There is a deep connection between one’s vocation and the inner self, something that speaks to the core of who we are, of our being.
But just because one feels called to a vocation doesn’t mean it is all sunshine and rainbows. Like any other task in life, vocations take time to find, to get used to, to learn and grow within. While the outcome of a vocation may in fact be fulfillment, a vocation does not necessarily have to start that way. In fact, as David Brooks suggests, many still have the dark night of the soul moments—periods where “the costs outweigh the benefits—which a person must go through to reach another level of intensity.”
It is in these moments of struggle, in questioning, that one learns more about themselves and what they are truly attempting to accomplish. When one has languished or become displeased with their job for long enough, they may just leave.
But a vocation speaks to a deeper need, a meaning that resides within the individual that holds them to it, and it is within dark times of questioning that the individual begins to uncover layers of themselves they didn’t know existed. They come to discover the work itself is gratifying. Yes, they got into the vocation as a way of helping others perhaps but they soon come to learn it is the work itself that drives them to wake up every morning with enthusiasm to take on a new day with the tasks at hand.

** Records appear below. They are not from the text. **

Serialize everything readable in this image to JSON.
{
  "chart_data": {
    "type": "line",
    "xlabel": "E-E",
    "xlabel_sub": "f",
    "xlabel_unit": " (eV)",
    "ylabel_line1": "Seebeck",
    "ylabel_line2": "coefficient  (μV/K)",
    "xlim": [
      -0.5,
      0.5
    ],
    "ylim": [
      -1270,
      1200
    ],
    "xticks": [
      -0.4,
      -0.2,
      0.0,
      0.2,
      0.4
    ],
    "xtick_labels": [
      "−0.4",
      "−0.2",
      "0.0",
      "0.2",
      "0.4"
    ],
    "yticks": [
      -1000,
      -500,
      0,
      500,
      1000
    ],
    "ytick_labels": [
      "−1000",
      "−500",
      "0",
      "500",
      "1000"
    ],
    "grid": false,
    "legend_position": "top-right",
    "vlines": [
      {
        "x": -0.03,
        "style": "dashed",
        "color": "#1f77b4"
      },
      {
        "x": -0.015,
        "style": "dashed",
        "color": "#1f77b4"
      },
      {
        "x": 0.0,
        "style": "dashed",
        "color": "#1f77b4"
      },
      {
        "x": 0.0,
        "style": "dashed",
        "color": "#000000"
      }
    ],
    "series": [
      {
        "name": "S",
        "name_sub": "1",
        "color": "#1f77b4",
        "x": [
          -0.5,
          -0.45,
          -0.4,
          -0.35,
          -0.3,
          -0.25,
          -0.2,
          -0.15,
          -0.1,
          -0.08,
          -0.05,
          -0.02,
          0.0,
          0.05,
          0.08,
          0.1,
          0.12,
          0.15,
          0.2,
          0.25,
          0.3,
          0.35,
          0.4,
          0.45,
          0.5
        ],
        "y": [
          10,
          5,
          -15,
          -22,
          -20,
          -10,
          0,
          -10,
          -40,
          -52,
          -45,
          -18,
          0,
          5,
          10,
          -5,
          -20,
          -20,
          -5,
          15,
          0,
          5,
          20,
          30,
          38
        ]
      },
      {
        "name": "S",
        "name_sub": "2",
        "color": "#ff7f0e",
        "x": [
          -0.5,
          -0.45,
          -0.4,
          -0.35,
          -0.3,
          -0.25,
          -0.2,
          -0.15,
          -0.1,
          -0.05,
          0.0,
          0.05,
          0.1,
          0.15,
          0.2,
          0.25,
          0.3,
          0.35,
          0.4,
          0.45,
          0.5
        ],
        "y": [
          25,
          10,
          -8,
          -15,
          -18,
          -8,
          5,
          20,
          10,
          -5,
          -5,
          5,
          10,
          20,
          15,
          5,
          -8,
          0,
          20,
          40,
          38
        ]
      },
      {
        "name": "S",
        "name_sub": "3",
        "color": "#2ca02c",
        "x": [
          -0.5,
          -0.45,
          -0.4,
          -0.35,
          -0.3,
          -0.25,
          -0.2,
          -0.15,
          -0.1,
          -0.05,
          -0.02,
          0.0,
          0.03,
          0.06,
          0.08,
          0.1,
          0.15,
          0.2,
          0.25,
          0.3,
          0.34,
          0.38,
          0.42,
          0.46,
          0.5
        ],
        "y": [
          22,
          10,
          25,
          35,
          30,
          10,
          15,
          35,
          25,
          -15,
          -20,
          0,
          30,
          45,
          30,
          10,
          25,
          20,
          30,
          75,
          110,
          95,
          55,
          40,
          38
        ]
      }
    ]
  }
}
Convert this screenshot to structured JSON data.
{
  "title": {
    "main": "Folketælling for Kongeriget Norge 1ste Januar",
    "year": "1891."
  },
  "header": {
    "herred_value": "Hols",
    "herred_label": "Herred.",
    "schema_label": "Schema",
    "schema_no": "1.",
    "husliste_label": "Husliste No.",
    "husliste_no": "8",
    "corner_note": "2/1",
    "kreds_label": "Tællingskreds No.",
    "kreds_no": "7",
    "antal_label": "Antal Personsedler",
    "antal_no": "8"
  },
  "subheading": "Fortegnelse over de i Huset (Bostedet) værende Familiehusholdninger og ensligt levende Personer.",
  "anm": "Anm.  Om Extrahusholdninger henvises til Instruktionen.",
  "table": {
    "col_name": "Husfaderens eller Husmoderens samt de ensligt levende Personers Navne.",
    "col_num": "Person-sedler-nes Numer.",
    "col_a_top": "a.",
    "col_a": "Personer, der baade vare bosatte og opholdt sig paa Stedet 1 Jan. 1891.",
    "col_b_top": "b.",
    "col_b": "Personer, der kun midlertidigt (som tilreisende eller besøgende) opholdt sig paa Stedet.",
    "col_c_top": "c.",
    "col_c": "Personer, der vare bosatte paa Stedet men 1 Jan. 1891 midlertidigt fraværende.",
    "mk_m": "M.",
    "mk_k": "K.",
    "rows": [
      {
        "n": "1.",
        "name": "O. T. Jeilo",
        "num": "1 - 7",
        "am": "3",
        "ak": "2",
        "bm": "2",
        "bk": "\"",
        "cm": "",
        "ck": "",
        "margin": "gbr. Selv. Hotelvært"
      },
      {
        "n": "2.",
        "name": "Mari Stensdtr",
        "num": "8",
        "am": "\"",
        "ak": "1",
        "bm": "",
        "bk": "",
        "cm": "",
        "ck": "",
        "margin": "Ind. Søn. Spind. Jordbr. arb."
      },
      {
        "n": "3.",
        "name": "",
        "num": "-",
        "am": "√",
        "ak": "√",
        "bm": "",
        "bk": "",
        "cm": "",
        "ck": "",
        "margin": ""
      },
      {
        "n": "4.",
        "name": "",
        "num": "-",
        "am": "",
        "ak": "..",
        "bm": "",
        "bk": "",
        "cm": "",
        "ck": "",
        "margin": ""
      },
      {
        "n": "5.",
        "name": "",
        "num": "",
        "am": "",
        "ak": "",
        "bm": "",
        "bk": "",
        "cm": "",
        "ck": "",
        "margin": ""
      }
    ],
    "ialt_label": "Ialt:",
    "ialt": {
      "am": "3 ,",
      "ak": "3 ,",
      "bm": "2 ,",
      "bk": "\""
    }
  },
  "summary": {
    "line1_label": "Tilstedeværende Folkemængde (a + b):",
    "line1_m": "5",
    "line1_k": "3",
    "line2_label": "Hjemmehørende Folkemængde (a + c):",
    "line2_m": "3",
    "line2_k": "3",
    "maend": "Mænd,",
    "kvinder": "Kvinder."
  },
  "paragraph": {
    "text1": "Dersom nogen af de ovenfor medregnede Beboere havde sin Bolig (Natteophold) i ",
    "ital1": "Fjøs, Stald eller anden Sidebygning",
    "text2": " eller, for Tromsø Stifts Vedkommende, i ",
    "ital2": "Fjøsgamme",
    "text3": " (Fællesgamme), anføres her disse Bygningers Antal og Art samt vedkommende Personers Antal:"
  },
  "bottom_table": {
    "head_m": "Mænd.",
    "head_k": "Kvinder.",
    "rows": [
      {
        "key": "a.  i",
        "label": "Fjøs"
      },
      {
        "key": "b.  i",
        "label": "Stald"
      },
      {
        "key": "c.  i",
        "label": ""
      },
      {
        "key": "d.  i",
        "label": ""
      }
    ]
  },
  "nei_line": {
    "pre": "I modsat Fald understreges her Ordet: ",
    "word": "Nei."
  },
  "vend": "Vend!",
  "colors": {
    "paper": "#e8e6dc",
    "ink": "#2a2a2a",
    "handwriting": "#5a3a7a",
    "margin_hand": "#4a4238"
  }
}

As Brooks documented in The Second Mountain, “A person with a deep vocation is not dependent on constant positive reinforcement. The job doesn't have to pay off every month, or every year. The person thus called is performing a task because it is intrinsically good, not for what it produces.”
It is the work, when we’re allowed to get into it and put ourselves into it, that makes it all worthwhile, that fulfills us. A vocation is of being of service, yes, but it is also through the work, through the continuous work to better the world the vocationist inhabits, that makes it truly matter. That truly bring fulfillment to the individual.
3-Bullet Summary:
A vocation is a calling to work that helps the broader society and simultaneously fulfills a need that resides deep within us;
Some of the greatest thinkers of all time have suggested a vocation comes from within, from a voice that speaks to our needs;
One may have a vocation, but it doesn’t mean it will be easy. In fact, there could be years where it isn’t. But the work itself provides fulfillment deep within us.